Presentation from KM on the alignment of the US and Japan studies:

Best injury predictor for a dummy:

  • US – iV-NICrot
  • Japan – iV-NICrot (well correlated with strain and strain rate)

Potential ‘global’ injury criteria
  • IV-NICrot → NDCrot, NDC, NIC
  • IV-NICrot → NIC, UNFx, UN My, LN Fx, LN My

Common ground
  • NIC
  • US: Investigated forces and moments in PMHS. May need to consider direct correlation with the forces and moments in the BioRID
  • Japan: Investigated NDCrot and NDCx (well correlated to WAD2+)

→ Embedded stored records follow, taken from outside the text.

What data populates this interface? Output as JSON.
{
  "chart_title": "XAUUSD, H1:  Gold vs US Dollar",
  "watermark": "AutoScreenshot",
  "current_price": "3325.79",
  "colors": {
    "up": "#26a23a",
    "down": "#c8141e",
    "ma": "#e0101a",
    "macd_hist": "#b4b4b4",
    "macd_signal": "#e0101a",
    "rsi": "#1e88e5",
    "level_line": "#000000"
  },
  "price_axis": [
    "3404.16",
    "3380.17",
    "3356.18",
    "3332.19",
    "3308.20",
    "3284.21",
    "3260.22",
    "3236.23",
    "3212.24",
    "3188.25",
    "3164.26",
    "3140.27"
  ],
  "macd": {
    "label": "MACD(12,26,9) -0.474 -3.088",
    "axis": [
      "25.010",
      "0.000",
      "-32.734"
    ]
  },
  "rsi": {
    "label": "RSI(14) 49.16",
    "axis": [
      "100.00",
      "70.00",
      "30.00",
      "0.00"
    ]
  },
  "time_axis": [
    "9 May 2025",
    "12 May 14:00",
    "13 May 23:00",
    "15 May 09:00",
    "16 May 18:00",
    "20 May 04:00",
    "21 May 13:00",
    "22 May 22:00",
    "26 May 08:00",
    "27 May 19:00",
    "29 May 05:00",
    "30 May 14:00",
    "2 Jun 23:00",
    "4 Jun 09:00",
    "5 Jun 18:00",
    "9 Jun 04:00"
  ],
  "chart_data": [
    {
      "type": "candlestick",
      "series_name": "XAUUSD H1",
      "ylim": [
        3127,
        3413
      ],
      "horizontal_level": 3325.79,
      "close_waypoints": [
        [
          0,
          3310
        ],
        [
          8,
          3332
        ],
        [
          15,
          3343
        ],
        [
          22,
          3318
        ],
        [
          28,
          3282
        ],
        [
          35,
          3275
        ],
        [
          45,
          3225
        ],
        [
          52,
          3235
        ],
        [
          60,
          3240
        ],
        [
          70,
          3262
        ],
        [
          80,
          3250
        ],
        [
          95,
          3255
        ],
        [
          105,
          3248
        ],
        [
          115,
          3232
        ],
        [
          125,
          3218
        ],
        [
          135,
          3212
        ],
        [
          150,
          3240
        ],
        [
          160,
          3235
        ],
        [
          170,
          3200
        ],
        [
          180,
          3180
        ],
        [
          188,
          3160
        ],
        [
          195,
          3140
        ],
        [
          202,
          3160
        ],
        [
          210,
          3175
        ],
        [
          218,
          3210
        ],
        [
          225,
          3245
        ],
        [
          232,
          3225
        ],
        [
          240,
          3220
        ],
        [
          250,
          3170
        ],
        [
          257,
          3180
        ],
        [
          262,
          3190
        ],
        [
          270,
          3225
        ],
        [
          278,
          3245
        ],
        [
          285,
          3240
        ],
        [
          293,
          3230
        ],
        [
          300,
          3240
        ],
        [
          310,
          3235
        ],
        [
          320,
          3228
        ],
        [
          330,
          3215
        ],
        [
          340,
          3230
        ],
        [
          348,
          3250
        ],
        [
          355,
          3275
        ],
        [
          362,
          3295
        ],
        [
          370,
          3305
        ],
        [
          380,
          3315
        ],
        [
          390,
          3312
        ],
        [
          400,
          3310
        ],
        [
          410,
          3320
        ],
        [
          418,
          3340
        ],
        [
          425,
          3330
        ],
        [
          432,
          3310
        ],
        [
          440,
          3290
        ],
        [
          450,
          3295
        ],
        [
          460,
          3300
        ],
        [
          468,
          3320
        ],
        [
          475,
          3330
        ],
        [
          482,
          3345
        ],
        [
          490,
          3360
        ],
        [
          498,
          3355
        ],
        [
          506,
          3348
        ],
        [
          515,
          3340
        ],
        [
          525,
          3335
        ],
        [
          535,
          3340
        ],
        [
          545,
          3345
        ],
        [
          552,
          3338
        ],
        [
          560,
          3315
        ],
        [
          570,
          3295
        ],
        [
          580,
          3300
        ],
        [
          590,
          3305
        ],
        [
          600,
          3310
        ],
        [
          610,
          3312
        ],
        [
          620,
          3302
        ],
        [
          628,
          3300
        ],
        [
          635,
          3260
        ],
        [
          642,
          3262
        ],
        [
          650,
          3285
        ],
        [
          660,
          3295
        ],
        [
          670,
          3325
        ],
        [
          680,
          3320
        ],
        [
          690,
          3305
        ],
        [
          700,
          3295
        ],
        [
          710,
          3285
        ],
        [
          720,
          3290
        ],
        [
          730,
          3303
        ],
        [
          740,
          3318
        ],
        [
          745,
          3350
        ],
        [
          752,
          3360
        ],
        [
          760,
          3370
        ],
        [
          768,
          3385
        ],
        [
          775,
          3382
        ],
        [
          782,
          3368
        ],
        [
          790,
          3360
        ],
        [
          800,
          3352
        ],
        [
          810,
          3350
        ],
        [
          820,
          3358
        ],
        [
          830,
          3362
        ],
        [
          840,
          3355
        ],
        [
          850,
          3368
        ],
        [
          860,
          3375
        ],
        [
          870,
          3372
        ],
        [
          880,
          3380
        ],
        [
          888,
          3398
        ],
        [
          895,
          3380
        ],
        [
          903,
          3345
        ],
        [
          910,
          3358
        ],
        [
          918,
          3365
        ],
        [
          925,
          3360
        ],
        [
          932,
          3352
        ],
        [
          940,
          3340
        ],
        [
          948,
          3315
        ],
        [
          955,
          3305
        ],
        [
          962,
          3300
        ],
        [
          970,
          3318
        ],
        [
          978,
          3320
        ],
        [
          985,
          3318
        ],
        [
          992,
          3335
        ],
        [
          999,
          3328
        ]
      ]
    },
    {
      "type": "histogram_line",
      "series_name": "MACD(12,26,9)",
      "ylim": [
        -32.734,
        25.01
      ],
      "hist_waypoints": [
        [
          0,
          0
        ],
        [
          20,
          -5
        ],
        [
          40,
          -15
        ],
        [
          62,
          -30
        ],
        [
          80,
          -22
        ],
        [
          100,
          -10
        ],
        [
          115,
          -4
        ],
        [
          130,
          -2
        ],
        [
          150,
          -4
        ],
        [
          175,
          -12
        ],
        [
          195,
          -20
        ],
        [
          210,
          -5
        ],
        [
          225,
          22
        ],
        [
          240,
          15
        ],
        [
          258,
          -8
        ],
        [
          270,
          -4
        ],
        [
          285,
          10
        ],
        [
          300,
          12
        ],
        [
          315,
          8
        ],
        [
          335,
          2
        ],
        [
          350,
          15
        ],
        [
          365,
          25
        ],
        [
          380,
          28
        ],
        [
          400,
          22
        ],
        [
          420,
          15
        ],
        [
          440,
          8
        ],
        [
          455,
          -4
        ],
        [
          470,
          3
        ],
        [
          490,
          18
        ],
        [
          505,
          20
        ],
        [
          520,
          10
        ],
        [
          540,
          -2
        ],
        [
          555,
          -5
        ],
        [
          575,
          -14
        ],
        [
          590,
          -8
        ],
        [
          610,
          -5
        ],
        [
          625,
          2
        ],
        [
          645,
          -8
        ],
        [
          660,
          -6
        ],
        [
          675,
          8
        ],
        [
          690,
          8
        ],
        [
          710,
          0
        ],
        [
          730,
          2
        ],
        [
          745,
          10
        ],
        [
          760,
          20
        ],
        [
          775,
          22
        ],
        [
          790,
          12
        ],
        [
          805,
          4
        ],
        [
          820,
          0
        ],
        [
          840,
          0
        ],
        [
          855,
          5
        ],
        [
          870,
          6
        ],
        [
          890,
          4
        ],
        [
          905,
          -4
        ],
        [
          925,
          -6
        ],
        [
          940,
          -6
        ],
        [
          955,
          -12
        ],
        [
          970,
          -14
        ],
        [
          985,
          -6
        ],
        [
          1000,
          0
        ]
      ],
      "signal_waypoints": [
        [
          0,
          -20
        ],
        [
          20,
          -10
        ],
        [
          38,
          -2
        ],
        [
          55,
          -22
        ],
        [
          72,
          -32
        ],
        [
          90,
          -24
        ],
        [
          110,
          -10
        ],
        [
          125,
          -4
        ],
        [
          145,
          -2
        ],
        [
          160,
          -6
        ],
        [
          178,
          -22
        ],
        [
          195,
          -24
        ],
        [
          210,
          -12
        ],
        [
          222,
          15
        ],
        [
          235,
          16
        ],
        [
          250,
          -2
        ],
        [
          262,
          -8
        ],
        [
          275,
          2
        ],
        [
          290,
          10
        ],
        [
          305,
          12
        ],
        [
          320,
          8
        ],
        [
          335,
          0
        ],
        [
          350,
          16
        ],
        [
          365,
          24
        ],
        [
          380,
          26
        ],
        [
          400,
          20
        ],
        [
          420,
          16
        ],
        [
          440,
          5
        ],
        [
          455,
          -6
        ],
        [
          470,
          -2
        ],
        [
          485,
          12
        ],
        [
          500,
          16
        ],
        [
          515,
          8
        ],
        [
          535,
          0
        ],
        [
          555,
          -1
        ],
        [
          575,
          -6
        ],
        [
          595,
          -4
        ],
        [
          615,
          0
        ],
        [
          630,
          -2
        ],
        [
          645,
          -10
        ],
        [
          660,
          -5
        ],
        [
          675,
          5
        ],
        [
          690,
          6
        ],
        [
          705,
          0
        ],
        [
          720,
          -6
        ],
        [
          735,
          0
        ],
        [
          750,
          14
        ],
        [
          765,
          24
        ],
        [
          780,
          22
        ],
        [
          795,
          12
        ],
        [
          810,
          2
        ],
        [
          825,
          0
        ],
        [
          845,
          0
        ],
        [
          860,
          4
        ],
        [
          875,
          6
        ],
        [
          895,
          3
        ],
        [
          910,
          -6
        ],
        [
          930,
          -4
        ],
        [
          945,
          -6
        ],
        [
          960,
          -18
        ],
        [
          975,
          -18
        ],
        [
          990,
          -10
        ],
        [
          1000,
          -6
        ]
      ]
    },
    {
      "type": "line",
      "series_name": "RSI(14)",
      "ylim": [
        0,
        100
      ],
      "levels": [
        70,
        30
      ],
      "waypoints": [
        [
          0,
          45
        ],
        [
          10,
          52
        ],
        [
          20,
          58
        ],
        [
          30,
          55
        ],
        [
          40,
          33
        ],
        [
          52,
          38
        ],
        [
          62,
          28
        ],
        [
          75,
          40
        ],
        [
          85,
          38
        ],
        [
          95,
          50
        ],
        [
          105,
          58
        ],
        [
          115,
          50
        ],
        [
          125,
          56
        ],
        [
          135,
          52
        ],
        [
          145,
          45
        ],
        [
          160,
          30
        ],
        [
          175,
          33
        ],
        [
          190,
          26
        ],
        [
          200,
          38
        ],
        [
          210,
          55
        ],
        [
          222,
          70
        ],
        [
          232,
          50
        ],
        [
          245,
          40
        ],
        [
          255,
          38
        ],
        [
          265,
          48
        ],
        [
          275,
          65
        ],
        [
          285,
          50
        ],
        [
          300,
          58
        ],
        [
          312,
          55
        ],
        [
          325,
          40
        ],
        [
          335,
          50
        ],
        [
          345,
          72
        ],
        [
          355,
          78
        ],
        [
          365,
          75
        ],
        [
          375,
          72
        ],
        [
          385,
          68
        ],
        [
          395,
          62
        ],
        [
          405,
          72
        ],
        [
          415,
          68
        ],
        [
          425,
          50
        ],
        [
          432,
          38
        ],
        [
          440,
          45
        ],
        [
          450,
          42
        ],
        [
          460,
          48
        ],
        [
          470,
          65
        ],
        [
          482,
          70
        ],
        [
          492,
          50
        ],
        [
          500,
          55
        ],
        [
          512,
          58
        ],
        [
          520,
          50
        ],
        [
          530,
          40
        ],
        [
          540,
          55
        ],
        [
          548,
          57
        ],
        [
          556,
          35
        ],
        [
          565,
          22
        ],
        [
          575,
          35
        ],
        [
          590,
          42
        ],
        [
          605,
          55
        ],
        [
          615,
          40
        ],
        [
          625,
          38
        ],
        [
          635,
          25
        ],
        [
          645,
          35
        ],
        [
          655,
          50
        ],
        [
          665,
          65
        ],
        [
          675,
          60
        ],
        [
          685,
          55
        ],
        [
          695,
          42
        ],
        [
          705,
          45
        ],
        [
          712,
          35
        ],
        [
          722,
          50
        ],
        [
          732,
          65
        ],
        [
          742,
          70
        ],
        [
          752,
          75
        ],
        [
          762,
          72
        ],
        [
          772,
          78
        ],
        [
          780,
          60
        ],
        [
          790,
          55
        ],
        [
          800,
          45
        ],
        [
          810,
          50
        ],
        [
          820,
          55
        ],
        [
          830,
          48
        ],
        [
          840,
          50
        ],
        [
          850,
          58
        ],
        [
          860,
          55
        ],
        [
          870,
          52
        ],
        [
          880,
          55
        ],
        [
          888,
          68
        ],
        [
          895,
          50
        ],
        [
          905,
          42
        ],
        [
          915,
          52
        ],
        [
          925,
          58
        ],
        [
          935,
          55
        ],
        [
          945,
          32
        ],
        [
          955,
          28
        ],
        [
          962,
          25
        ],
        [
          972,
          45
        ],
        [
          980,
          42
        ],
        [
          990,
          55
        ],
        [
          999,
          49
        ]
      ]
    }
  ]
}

Sensitivity analysis showed that the PMHS neck forces and moments were very sensitive to the position of the centre of the contact, which was not well characterised. Also, the BioRID skull cap force did not match the head restraint forces in 5 out of 7 tests.

Future work:

  • Ensure the dummies represent the final regulatory tool
  • Re-run 5 injury criteria sled tests using (both BioRIDs) with Camry and Cruze seats
  • Conduct paired BioRID/Hybrid III sled tests
    • To get extension metrics to supplement the flexion metric
    • 5 seats (Cruze, Camry, Toyota Matrix, Ford F150, Honda Odyssey), all three
      pulses
    • Check BioRID metrics deliver at least the protection level of 202a with Hybrid III head angle metric – which is the minimum requirement for the US to be able to adopt BioRID, because the current safety level cannot be degraded.